Servir no es fácil. No hablamos de aquellos pequeños servicios que se pagan con sonrisas o dinero, como cuando las propagandas comerciales dicen: “Denos el placer de servirle”. Nos referimos al sentido profundo de la palabra servicio: convertirse en esclavo, en siervo de los demás, sometiendo a ellos a la propia voluntad.
Sin embargo, eso fue lo que hizo Jesús que sin tener en cuenta su dignidad de Hijo del Altísimo, se humilló asumiendo la condición de siervo y muriendo como un esclavo (Fil. 2,5-8). Por eso lo llamamos “El siervo de Yahvé”.
Ese nombre, Siervo de Yahvé, lo aplica la Biblia a Moisés, Josué, a David, y de modo especial, a un personaje a quien el profeta Isaías dedica cuatro de sus cánticos (Is. 42,1-9; 49,1-6; 50,4-9; 52,13; 53,12). En ese personaje, el Nuevo Testamento ha visto anunciado a Jesús y ha iluminado momentos especiales de la vida y de la pasión del Señor con alusiones a dichos poemas.
Jesús es el Siervo sufriente que camina silencioso al matadero, es el Varón de dolores, ante quien se vuelve el rostro, es el que cargó con nuestras culpas. Su servicio no fue un alarde retórico, sino una actitud permanente, pues vino no a ser servido sino a servir; Él a pesar de ser Maestro y Señor, lavó los pies de sus discípulos; Él hizo siempre la voluntad de su Padre y en ella encontró su alegría; Él se entregó como rescate por todos. Él es, como le ora el apóstol Pedro a Dios: “Tú Santo Siervo Jesús” (Hechos 4,27).

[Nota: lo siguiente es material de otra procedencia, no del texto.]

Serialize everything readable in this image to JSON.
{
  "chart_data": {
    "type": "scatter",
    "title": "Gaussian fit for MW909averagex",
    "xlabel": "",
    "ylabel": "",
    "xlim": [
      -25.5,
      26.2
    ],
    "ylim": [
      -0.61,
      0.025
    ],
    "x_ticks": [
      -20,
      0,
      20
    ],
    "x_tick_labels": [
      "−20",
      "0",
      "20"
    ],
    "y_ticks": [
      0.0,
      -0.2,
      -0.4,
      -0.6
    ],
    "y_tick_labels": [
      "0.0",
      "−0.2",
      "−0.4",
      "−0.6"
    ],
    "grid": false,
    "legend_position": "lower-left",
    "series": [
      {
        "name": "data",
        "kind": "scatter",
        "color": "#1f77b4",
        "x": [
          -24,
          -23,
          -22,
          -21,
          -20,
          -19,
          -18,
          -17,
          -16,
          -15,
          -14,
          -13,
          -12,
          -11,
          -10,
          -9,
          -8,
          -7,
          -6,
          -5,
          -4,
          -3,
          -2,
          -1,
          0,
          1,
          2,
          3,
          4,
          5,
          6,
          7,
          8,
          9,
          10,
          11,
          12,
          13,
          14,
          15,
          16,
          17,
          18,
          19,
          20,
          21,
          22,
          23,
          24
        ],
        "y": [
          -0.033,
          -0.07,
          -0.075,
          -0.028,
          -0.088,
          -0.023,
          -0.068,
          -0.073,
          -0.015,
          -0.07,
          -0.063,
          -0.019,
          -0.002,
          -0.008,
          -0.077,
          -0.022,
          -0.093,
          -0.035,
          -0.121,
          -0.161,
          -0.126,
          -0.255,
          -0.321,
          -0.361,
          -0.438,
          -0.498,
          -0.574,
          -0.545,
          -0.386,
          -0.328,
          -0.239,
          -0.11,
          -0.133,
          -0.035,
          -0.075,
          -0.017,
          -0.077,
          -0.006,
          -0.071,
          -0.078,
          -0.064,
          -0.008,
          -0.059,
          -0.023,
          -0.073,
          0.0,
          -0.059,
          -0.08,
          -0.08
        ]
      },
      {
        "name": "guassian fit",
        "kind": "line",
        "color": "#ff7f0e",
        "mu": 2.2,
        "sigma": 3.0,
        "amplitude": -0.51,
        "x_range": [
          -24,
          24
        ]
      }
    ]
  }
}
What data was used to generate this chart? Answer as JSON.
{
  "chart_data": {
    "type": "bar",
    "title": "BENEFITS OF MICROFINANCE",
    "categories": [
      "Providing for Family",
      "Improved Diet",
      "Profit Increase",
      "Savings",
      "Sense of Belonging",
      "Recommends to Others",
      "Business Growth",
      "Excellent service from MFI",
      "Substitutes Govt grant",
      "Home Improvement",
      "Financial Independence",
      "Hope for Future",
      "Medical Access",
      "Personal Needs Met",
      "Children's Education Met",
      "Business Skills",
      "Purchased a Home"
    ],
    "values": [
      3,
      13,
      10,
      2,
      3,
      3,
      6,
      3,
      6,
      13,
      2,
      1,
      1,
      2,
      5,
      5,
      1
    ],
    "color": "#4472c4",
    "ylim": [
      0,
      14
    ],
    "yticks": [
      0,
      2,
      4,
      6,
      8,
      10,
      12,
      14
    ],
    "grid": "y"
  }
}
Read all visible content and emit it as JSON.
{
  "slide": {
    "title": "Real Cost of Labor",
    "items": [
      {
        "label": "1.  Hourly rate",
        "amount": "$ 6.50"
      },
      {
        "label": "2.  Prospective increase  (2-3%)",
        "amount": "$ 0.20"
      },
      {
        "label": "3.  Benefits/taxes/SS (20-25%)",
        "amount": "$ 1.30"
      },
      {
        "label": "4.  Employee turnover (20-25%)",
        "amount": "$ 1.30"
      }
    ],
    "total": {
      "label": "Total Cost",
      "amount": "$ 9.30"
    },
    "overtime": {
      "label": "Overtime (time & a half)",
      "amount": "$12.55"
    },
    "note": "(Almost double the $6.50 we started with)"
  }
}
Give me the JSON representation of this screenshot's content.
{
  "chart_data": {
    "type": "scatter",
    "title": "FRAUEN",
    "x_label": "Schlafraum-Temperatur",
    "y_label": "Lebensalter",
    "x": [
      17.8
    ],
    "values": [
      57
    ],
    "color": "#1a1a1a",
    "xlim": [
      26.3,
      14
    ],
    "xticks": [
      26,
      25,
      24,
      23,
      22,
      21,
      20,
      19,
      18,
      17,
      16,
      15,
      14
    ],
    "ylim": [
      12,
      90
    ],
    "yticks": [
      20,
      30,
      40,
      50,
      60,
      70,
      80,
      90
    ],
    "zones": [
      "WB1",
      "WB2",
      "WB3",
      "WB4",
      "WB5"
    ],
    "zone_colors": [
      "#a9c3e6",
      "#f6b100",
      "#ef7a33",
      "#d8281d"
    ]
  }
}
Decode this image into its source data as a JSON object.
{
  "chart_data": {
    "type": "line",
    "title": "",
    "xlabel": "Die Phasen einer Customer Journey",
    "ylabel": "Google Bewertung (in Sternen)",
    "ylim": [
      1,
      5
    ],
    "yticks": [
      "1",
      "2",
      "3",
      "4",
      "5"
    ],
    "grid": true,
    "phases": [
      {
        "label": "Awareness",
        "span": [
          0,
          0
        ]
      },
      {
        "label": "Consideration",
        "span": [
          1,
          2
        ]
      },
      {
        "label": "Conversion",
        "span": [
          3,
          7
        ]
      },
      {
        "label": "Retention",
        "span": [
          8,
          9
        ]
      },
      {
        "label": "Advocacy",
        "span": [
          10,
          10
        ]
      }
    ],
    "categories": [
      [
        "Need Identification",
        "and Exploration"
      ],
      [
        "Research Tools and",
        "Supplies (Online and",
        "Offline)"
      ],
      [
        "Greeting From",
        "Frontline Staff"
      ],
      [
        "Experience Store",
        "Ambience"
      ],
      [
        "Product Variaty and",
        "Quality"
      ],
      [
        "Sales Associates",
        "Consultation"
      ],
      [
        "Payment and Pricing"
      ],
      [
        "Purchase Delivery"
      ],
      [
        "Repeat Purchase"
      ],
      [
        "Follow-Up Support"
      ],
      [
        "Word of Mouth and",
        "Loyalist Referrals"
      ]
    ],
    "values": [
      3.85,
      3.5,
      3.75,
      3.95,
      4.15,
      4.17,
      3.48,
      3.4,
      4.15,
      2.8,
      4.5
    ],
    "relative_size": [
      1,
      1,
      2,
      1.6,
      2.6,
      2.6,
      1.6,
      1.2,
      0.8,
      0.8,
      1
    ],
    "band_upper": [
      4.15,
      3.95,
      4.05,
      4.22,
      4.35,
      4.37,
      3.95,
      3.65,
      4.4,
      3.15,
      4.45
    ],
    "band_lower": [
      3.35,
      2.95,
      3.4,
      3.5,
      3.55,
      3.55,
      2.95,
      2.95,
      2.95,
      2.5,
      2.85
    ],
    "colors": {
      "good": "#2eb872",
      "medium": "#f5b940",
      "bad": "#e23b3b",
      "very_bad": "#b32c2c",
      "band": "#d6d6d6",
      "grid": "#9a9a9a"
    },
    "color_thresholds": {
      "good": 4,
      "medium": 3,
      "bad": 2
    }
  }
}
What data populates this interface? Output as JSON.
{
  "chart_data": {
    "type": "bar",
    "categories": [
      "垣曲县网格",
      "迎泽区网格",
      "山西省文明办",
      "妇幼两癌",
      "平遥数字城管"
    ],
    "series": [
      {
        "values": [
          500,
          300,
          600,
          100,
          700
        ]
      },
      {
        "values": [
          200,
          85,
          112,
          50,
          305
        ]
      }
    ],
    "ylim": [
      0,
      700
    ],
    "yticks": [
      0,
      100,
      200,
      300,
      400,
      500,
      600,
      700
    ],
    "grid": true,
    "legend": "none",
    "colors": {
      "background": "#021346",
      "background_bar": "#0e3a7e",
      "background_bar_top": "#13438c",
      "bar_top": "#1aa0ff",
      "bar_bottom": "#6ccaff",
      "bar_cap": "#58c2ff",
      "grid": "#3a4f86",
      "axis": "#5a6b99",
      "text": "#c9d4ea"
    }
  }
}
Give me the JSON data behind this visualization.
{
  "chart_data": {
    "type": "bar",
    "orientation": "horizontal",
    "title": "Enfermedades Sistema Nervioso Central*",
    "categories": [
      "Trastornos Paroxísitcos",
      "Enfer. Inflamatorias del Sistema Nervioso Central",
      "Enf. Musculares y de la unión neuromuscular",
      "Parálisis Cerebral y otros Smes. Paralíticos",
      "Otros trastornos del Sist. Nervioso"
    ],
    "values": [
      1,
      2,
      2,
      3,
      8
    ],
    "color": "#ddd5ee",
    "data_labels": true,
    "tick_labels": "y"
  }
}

La piedad cristiana venera algunos momentos especiales de ese servicio humilde y sangriento del Señor: El lavatorio de los pies, su prisión, su flagelación y coronación de espinas, los diversos momentos de su caminar hacia el calvario, su rostro escupido, ensangrentado, las llagas que lo lastimaron sobre todo las de las manos, los pies y el costado, su descenso de la cruz y su sepultura que después de tres días quedó vacía porque Dios lo exaltó para siempre (Is. 53,11).